La contradicción en el texto: “al amanecer” y “estando aún oscuro” nos quiere decir que María Magdalena, que representa a la comunidad, está todavía en la oscuridad a pesar de que ya ha amanecido, porque creía que la tiniebla había vencido a la luz,  la muerte a la vida, el poder y el odio al amor. Queda descolocada (“corre”) al comprobar que el sepulcro está vacío e irrumpe donde Pedro y Juan. Son dos posturas en la comunidad: Pedro que había negado a Jesús porque creía que la muerte es más fuerte que el amor y Juan, el que había entrado con Jesús a la sala del juicio y lo había acompañado hasta la misma cruz, dispuesto a dar la vida por amor, con él. Allí, al pie de la cruz, fue testigo de que cuando la vida se entrega por amor es fuente de más y más vida. Por eso, al llegar al sepulcro, sólo él supo interpretar los signos que tenían ante sí y sólo creyó él. Juan ve con los ojos del corazón. Pedro está todavía atrapado en la antigua religión y tardará un poco más en acoger sin condiciones el mensaje de Jesús hasta estar dispuesto él también a dar la vida, como pastor, por las ovejas.
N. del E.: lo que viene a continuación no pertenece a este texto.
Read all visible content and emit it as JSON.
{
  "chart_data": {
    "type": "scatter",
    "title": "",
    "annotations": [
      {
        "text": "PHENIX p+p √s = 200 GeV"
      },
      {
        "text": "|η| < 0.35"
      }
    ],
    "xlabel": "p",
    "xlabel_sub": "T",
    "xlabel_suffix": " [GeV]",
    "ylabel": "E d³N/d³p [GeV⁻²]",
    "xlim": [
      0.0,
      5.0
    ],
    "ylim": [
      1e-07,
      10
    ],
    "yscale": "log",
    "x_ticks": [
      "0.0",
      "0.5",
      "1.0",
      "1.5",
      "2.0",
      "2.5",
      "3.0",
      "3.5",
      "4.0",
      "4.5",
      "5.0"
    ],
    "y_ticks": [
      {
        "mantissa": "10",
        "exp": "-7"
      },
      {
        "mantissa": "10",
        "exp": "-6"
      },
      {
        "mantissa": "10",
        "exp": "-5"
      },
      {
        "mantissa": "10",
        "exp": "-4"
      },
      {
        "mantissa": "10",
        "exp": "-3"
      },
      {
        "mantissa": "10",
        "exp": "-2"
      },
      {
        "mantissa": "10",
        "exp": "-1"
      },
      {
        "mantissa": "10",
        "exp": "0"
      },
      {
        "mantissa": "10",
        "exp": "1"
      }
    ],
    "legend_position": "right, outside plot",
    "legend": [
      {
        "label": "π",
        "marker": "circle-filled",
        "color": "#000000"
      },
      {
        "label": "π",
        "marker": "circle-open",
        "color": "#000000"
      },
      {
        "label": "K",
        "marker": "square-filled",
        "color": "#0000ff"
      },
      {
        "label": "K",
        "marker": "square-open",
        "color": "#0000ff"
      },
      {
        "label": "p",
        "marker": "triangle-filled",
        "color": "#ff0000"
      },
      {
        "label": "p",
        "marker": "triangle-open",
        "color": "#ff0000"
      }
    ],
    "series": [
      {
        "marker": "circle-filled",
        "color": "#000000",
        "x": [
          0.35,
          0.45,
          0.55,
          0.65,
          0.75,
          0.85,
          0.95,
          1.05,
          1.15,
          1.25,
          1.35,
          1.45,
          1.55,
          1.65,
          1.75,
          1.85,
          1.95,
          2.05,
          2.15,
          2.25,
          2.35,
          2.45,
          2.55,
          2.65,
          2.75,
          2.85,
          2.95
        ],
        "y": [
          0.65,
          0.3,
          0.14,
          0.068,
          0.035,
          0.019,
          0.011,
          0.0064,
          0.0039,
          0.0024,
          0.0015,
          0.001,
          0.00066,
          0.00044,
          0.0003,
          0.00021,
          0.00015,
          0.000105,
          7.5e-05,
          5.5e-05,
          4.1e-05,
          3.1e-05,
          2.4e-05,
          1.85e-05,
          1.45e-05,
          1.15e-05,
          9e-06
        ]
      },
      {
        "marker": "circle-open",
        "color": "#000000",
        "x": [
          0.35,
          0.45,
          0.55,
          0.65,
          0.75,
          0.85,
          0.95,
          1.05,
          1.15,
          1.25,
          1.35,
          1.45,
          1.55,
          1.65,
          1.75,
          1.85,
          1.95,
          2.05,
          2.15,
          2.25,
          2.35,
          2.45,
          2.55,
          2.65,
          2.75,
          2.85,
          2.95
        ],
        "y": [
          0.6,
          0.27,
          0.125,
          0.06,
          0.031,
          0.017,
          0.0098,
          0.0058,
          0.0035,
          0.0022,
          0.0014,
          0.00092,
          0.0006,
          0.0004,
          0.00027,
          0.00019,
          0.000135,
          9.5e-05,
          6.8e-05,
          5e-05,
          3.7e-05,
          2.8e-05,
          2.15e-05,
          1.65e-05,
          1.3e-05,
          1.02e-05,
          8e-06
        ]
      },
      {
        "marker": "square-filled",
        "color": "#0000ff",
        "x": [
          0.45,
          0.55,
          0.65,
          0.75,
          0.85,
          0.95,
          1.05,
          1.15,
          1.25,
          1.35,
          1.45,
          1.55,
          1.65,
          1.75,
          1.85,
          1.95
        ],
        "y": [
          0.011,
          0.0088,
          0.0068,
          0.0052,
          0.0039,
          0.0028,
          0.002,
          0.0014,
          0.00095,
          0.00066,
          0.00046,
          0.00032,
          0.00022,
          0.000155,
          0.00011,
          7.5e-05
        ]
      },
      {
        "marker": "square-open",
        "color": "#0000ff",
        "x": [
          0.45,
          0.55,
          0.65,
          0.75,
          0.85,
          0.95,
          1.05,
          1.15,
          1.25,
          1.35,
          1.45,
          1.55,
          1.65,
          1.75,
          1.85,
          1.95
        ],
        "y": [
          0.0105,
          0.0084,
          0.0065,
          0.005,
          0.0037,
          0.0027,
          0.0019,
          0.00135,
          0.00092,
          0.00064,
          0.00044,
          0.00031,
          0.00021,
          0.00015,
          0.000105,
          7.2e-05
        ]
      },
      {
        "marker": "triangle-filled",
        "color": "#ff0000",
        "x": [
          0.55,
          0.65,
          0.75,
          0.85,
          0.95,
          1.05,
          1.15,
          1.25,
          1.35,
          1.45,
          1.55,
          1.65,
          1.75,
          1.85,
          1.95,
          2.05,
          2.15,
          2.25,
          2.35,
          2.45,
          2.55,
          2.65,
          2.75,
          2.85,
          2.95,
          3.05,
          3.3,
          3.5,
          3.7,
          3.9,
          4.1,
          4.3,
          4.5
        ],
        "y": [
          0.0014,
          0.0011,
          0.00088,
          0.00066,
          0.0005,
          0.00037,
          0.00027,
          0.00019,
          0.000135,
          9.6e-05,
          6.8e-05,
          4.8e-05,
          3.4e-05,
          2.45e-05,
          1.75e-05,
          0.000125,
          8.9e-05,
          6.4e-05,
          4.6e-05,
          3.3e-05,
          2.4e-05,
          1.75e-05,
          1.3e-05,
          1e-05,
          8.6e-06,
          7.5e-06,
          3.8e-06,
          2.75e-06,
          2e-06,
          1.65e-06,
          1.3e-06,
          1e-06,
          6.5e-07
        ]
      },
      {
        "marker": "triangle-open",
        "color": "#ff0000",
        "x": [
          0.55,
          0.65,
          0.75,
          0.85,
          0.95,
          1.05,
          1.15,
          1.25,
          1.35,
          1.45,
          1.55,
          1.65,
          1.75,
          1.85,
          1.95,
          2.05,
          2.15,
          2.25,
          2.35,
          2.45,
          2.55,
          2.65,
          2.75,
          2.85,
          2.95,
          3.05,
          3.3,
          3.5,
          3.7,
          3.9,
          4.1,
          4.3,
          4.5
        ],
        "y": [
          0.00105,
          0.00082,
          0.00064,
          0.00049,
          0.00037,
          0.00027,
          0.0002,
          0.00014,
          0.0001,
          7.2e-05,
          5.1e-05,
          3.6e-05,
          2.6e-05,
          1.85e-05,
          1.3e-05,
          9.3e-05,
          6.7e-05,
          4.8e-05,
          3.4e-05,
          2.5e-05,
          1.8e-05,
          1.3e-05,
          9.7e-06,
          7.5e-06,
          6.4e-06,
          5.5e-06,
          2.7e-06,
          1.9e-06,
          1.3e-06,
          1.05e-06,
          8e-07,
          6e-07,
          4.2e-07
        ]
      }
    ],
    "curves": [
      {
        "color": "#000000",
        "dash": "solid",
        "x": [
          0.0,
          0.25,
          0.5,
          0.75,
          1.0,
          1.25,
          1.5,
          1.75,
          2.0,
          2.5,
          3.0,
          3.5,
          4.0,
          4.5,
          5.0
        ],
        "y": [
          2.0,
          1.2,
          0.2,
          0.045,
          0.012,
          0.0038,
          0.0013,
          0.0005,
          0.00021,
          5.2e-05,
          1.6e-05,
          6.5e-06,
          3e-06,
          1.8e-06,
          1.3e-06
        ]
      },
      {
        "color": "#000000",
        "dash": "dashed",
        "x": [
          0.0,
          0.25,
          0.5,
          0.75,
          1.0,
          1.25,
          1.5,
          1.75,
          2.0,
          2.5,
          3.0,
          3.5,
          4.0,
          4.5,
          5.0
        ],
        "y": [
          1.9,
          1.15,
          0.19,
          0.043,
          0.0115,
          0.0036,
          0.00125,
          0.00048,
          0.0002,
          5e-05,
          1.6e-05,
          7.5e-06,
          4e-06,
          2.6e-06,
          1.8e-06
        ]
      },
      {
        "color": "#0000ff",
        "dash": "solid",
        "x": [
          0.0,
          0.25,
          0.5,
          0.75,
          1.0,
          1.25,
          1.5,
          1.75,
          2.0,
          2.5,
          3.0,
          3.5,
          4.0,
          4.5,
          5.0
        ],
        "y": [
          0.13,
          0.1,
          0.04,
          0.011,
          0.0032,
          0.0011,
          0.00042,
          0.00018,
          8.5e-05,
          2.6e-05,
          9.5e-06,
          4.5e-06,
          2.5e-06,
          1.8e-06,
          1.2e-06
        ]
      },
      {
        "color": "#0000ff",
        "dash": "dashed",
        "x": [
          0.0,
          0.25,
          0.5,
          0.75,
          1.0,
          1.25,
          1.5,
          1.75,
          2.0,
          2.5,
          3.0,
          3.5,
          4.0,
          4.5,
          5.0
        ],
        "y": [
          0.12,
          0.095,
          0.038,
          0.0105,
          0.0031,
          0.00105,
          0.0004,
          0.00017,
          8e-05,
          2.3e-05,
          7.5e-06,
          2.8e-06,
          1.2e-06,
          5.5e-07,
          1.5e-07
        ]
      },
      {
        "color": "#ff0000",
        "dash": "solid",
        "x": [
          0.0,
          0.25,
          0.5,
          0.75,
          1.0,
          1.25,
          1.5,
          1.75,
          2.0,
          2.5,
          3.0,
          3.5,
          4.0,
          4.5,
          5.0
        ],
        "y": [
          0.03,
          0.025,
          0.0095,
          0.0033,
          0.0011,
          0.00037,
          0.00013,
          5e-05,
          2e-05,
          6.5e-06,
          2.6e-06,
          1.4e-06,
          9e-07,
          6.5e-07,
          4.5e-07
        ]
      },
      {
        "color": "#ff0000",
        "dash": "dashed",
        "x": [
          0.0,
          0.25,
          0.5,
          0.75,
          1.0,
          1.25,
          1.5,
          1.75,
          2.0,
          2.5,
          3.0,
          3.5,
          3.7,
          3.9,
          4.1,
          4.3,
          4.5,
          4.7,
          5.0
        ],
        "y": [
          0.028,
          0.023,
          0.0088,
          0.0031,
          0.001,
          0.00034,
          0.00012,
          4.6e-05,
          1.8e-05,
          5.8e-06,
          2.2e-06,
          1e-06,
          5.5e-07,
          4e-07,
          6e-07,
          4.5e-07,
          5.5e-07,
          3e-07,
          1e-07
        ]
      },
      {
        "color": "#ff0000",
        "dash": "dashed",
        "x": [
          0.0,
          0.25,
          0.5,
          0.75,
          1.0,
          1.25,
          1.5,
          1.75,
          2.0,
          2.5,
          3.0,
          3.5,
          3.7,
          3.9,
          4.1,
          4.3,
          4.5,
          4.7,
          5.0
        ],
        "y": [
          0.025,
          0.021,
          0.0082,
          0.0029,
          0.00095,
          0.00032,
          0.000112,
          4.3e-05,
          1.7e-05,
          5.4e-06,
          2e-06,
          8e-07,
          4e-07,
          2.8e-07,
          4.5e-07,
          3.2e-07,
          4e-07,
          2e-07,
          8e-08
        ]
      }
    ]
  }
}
El texto nos invita a hacer un camino de fe que nos haga comprender el significado de la resurrección de Jesús para nuestras vidas. No basta con correr de un lado para otro buscando al Señor sin comprender lo que su resurrección significa. Es necesario aprender a descubrir en los signos de muerte el germen de la vida. Allí donde el discípulo desprevenido experimenta el vacío de la tumba, el ‘otro discípulo’, el que ama entrañablemente al Señor, descubre la manifestación más profunda del Dios de la vida.
Creer en la resurrección de Jesús es hacer realidad en nuestro mundo el Reinado del Resucitado y su Causa: Reino de Vida, de Justicia, de Amor y de Paz.